I KEEP DROPPING SH*T conceived by Jacob Zimmer and created by Zimmer, Frank Cox O'Connell, Chad Dembski, Brendan Gall, Erika Hennebury and Evan Webber. Presented by Small Wooden Shoe at MaRS, Collaboration Room 3 (101 College). July 5-8 and 10-15 at 8 pm. Rating: NNNNN
Who knew that postmodern performance technique and scientific inquiry could yield so much fun?
I didn't until I saw Small Wooden Shoe 's Do You Have Any Idea How Fast You Were Going? at Rhubarb! Its exploration of the Industrial Revolution was part sly entertainment and part Professor Wizard's TV Science Show for the 21st century.
It was the first of the company's works devoted to the seven revolutions that have changed our lives. Under the overall title Dedicated To The Revolutions, they've gone through the information revolution and the Gutenberg revolution, and are now tackling Newton and his apple in I Keep Dropping Sh*t .
"My interest in history is in moments of shift and how we see change in our lives," says deviser Jacob Zimmer . "Revolutions of any sort, whether they're scientific or not look at Chekhov's plays, which are about imminent social revolutions are clear moments to look at shifts when people are thrown into crisis."
Zimmer realizes that the Newtonian revolution is different from the Industrial or the Gutenberg; after all, in those he could use a steam engine or a book for a prop.
"What's challenging with Newton's is that it's so fundamental.
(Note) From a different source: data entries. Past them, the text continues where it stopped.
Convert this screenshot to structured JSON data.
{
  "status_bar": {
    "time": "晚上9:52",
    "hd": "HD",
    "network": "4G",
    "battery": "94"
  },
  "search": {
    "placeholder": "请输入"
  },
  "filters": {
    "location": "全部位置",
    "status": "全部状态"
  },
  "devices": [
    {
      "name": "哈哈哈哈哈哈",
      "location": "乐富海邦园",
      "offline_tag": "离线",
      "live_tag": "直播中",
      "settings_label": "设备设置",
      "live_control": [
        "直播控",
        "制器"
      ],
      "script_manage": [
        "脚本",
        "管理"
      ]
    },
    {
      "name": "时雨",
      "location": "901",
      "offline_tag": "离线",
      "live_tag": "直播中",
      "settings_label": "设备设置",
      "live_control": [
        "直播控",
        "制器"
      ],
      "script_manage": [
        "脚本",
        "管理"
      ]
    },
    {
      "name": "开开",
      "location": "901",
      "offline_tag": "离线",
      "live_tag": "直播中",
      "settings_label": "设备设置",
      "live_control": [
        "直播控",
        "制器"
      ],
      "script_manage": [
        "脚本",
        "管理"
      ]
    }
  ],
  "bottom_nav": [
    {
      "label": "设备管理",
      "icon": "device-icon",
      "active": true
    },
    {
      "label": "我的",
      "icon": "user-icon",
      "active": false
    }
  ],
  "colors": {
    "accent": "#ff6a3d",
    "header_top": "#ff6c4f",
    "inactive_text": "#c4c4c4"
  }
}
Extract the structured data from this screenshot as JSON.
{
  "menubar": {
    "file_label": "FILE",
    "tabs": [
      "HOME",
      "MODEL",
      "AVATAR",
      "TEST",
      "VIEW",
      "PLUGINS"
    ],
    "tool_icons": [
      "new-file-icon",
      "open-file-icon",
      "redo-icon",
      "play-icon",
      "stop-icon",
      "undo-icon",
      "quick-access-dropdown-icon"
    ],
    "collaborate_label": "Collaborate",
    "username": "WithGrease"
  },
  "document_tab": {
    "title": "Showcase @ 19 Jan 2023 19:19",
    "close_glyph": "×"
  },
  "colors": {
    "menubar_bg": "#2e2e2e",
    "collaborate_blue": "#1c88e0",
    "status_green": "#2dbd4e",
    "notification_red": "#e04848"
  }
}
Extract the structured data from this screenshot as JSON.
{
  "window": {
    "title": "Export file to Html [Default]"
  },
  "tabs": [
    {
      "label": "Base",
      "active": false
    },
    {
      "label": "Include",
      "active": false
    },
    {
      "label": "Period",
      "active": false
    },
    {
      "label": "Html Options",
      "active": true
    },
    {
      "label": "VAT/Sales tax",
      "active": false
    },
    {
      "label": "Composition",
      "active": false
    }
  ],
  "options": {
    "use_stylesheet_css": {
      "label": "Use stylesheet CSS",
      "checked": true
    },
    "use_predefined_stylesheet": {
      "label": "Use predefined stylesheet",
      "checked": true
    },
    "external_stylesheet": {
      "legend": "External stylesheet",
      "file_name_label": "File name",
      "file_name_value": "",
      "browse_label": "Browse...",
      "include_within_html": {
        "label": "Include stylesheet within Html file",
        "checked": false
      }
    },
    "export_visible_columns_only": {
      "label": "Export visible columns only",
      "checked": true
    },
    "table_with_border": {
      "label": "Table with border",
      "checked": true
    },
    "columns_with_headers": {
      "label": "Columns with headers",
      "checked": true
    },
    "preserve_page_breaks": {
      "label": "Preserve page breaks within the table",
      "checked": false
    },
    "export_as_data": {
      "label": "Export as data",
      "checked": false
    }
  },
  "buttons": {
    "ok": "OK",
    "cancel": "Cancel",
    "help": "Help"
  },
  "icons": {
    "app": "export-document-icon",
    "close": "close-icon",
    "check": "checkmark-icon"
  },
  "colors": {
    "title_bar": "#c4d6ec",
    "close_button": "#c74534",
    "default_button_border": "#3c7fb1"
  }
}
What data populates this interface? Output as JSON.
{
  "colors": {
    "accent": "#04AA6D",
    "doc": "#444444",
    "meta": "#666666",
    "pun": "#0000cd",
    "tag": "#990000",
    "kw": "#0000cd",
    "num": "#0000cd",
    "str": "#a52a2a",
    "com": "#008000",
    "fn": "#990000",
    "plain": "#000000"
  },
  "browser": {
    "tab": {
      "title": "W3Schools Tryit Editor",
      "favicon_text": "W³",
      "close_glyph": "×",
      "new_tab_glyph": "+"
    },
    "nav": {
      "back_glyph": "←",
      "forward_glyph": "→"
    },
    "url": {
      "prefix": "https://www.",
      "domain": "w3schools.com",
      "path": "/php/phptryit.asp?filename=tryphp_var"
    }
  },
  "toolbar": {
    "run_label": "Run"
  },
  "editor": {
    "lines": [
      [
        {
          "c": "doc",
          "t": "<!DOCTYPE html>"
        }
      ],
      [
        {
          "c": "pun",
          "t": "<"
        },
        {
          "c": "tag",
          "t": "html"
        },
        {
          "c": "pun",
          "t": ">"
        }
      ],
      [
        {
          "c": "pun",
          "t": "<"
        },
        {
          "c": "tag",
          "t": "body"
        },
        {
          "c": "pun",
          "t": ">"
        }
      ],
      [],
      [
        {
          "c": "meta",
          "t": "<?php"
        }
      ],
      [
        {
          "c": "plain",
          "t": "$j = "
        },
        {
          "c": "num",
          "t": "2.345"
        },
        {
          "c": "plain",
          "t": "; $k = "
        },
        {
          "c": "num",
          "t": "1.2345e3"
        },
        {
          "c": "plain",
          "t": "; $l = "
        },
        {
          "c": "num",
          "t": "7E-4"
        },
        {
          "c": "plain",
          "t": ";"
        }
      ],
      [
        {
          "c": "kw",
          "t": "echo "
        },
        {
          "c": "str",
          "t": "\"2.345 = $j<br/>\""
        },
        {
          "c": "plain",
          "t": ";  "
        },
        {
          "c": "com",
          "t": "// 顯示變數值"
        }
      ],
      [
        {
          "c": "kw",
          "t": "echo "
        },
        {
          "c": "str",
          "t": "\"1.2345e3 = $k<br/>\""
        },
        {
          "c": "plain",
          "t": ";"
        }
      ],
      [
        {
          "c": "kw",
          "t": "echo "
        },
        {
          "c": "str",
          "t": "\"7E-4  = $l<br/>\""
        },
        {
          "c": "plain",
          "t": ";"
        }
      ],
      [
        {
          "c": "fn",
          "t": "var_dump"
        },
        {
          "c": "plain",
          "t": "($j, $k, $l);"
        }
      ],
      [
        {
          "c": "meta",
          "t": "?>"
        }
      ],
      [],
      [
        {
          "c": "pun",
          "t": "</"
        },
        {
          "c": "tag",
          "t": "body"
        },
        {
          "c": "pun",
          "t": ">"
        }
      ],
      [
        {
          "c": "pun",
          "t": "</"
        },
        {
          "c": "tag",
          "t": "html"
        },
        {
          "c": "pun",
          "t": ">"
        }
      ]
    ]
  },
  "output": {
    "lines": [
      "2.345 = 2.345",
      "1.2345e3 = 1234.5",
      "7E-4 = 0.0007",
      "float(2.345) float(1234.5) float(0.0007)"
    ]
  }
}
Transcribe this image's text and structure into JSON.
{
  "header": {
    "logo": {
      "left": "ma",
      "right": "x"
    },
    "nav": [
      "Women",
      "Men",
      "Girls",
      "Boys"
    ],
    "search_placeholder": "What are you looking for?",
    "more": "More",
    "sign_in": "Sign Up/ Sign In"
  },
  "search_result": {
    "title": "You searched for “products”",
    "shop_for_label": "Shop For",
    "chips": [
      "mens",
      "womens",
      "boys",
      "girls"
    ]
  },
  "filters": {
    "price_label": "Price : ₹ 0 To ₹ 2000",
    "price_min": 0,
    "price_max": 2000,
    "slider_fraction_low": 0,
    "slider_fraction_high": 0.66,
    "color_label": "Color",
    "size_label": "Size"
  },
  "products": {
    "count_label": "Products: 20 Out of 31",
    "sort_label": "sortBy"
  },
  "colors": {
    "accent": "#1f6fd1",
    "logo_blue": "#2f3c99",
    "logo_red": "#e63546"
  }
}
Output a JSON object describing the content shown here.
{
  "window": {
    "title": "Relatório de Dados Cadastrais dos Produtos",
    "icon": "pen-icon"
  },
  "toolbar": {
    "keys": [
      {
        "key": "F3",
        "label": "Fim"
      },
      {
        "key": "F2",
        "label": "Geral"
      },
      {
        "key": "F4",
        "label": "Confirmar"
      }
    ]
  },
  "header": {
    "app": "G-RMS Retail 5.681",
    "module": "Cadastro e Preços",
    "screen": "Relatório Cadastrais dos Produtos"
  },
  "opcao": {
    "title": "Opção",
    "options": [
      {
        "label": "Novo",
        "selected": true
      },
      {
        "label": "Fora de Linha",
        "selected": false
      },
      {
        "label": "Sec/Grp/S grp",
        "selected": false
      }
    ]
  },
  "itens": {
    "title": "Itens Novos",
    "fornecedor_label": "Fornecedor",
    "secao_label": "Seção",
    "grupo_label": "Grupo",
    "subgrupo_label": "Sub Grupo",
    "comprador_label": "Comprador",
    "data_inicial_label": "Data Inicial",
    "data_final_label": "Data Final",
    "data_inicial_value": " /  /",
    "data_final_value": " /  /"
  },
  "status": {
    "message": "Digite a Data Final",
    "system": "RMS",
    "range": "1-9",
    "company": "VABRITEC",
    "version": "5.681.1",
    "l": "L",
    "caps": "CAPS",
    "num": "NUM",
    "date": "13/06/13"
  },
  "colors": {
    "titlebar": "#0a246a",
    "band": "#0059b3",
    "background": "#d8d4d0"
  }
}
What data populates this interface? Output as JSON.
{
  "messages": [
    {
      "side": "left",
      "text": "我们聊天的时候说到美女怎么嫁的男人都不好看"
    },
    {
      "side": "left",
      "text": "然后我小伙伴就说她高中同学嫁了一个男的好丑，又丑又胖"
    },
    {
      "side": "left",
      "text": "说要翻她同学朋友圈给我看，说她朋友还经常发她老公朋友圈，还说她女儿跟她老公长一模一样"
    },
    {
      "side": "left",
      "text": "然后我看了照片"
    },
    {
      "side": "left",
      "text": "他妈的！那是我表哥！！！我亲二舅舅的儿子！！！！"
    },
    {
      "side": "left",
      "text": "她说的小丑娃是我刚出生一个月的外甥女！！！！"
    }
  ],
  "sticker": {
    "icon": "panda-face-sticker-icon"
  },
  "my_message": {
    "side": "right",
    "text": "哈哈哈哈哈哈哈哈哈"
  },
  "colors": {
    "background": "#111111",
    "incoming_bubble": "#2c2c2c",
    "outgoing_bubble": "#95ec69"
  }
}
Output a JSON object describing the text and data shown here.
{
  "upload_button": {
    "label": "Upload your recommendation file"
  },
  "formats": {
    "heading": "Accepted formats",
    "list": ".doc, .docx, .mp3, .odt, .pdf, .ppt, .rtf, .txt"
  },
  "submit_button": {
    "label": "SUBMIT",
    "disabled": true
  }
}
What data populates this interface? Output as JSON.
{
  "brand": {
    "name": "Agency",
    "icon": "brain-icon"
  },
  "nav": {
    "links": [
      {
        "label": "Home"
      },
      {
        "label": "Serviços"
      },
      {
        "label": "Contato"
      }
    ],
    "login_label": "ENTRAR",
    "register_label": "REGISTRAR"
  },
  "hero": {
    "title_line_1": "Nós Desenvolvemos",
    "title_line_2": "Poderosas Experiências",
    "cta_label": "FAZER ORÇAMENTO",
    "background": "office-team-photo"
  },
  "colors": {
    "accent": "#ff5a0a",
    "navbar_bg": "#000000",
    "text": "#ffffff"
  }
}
He didn't invent anything; his impact was unifying laws by which the universe operates, in a way that's still true in our daily existence. You can get a person to the moon using only Newtonian physics; you don't need Einstein."
But a company that relies on tongue-in-cheek debates, audience surveys, oversized Tinkertoys and onstage relay races won't have trouble coming up with theatrical devices to demonstrate the scientific method.
"We want to look at what it's like to apply the Newtonian formula of cause and effect to our lives and see if it works," he grins. "Could I predict, for instance, with mathematical accuracy, whether I'm going to have a good time at a party?"
Zimmer makes a point of collaborating with creative types who also happen to be actors.
"There comes a point when the group is clearly going to be smarter than me on my own. All of these Revolution pieces are about finding a way to excite a group and have them do what they're interested in. If you take intelligent, talented people and point them at something interesting that they enjoy working on, the result is bound to be smart.
"Good ideas, well expressed, are bound to be entertaining."